While researchers don’t attribute listening to Mozart as a sustainable contributor to one’s general intelligence, they do confirm that it carries short-term benefits for cognitive retention and performance.

04. Playing Games

According to recent research, playing games that require certain mental demands improves brain health markers including cognitive ability, brain function, and brain structure. Strategy games such as Clue, Scrabble, and chess have been found to improve brain capacity.

The beauty of board games is that they are beneficial for all ages. But mental activity involved in playing games has an exceptional influence on those who are older. Studies have found that “participating in mentally challenging leisure activities such as reading and playing board games may help elderly people stay mentally sharp.” For people who are 75 or older, games may even have the power to help prevent dementia.

05. Sleeping

Sleep isn’t just integral to your physical health but your mental health as well. “Sleep serves to reenergize the body’s cells, clear waste from the brain, and support learning and memory,” John Peever, director of the Systems Neurobiology Laboratory at the University of Toronto, and Brian J. Murray, director of the sleep laboratory at the Sunnybrook Health Sciences Center, tell Scientific American.

Sleep supports learning and memory by allowing your mind to recharge after a long day. Research from Loughborough University has shown that a lack of sleep actually results in rigid thinking, reduced verbal fluency, perseveration (to the point of redundancy or ruminating), and an impaired working memory.
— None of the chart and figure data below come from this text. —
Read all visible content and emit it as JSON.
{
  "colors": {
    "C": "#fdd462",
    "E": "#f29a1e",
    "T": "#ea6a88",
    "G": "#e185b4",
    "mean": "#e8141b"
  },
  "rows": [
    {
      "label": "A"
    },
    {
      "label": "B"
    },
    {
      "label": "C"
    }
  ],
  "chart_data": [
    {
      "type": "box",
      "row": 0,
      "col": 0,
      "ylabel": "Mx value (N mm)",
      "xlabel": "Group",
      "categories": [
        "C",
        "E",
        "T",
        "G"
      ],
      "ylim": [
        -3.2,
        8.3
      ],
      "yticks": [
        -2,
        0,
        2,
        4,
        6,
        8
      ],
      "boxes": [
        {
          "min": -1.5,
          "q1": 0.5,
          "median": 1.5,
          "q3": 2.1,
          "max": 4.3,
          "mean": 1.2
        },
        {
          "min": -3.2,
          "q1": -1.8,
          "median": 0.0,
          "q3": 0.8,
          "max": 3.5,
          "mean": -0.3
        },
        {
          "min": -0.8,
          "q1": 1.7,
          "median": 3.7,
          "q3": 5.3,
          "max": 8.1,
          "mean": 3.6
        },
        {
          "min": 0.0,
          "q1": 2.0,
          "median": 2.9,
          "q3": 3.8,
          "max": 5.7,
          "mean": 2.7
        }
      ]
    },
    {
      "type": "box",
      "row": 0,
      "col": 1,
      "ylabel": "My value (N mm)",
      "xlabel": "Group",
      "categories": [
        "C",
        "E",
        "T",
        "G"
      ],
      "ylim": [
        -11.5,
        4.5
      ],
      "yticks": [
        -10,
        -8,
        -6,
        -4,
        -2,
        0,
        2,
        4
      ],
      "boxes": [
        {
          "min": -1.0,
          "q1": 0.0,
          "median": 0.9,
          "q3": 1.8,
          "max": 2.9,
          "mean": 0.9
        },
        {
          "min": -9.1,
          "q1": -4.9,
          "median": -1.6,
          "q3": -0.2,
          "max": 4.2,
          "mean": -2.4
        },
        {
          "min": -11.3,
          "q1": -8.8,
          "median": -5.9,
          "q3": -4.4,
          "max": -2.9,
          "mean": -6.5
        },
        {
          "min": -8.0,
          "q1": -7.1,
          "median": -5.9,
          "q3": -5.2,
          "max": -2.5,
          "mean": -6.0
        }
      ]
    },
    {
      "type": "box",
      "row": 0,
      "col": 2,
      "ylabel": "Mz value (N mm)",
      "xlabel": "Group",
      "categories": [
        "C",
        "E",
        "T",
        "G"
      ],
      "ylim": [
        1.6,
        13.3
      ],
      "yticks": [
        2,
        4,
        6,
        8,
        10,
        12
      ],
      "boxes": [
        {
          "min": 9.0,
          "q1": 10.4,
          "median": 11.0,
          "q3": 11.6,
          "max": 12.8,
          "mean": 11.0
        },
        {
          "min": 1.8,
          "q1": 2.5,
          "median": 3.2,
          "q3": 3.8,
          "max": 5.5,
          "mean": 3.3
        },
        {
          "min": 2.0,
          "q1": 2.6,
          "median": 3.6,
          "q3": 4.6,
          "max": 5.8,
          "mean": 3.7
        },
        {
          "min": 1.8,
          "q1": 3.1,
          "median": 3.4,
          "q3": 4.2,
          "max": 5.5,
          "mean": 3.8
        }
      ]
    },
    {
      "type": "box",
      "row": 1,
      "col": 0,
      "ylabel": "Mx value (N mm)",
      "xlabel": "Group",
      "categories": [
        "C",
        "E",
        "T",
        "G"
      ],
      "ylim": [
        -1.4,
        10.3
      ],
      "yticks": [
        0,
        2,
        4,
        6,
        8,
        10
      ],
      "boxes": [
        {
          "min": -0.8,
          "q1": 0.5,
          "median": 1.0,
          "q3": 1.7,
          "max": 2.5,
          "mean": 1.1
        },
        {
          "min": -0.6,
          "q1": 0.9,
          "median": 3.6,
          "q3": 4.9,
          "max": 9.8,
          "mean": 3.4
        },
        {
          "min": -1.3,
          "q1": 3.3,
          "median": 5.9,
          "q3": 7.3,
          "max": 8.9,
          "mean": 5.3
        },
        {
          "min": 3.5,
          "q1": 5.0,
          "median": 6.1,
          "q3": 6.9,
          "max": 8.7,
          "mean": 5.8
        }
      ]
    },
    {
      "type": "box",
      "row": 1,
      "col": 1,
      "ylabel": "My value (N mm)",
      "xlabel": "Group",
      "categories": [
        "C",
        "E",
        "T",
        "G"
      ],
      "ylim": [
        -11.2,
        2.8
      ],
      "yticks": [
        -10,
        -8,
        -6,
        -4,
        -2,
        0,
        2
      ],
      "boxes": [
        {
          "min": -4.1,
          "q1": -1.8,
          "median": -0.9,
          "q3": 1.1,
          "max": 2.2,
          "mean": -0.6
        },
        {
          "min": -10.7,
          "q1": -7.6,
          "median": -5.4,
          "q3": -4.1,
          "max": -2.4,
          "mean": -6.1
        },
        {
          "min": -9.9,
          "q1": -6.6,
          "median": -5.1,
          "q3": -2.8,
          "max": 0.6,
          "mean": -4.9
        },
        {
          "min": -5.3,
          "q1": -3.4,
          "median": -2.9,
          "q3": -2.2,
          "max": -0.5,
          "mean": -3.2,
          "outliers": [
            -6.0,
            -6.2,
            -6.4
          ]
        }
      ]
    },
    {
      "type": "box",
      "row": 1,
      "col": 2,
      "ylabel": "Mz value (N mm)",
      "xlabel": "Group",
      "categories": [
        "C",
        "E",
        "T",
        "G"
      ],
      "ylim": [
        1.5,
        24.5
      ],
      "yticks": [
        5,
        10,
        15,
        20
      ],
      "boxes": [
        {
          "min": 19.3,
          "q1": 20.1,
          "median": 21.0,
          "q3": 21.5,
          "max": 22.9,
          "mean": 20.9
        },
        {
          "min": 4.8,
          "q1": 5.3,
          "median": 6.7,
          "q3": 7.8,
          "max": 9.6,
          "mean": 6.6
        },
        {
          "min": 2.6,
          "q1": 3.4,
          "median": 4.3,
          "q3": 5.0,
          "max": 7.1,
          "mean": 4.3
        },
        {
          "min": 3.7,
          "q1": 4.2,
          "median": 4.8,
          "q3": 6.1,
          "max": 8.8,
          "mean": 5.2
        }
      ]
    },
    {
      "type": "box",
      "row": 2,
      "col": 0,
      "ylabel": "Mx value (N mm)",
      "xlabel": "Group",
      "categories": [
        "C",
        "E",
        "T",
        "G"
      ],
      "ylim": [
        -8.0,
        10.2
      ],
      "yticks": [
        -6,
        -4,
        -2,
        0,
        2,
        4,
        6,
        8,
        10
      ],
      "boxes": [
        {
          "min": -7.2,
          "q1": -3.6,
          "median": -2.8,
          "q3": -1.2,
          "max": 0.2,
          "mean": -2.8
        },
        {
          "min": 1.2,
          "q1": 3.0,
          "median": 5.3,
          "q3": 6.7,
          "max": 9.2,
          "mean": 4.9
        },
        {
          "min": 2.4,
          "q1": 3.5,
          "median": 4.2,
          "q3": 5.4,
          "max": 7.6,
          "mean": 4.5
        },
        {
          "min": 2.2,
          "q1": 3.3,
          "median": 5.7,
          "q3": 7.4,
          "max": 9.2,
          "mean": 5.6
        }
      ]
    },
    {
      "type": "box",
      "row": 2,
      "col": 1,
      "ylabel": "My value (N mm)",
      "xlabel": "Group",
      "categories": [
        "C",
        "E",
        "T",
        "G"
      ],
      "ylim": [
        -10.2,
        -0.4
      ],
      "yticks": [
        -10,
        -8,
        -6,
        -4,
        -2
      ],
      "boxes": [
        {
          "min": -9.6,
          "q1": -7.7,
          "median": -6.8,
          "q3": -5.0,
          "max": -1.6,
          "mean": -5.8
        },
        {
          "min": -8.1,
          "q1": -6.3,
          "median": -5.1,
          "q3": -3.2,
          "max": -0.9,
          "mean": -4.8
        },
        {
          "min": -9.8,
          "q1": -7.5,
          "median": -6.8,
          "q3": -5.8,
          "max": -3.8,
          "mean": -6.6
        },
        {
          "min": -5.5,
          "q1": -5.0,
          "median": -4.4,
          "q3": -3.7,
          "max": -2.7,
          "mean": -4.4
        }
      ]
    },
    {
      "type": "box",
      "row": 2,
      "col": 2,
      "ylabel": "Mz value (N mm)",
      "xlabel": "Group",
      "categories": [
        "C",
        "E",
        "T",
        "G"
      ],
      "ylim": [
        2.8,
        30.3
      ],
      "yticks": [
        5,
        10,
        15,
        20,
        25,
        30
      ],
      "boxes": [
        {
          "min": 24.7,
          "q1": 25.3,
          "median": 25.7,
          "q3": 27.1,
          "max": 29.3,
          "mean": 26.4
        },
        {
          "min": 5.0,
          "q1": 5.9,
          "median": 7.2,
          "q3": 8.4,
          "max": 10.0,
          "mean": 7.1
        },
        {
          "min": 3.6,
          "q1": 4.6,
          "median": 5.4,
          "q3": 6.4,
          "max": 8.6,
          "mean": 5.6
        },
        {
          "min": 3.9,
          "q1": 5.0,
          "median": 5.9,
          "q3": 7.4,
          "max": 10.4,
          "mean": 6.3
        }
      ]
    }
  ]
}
There’s perhaps no better way to cultivate your intelligence than to get a good night’s sleep. If you’re struggling to get enough Zzz’s, read our expert’s guide to catching up on missed sleep.

Each of us has the opportunity to sharpen our intellect without having to do much intellectual thinking. For the nappers, the gamers, the doodlers, the music-lovers, and the dancers: Rest assured that you’re benefiting more from some of your favorite activities than you think.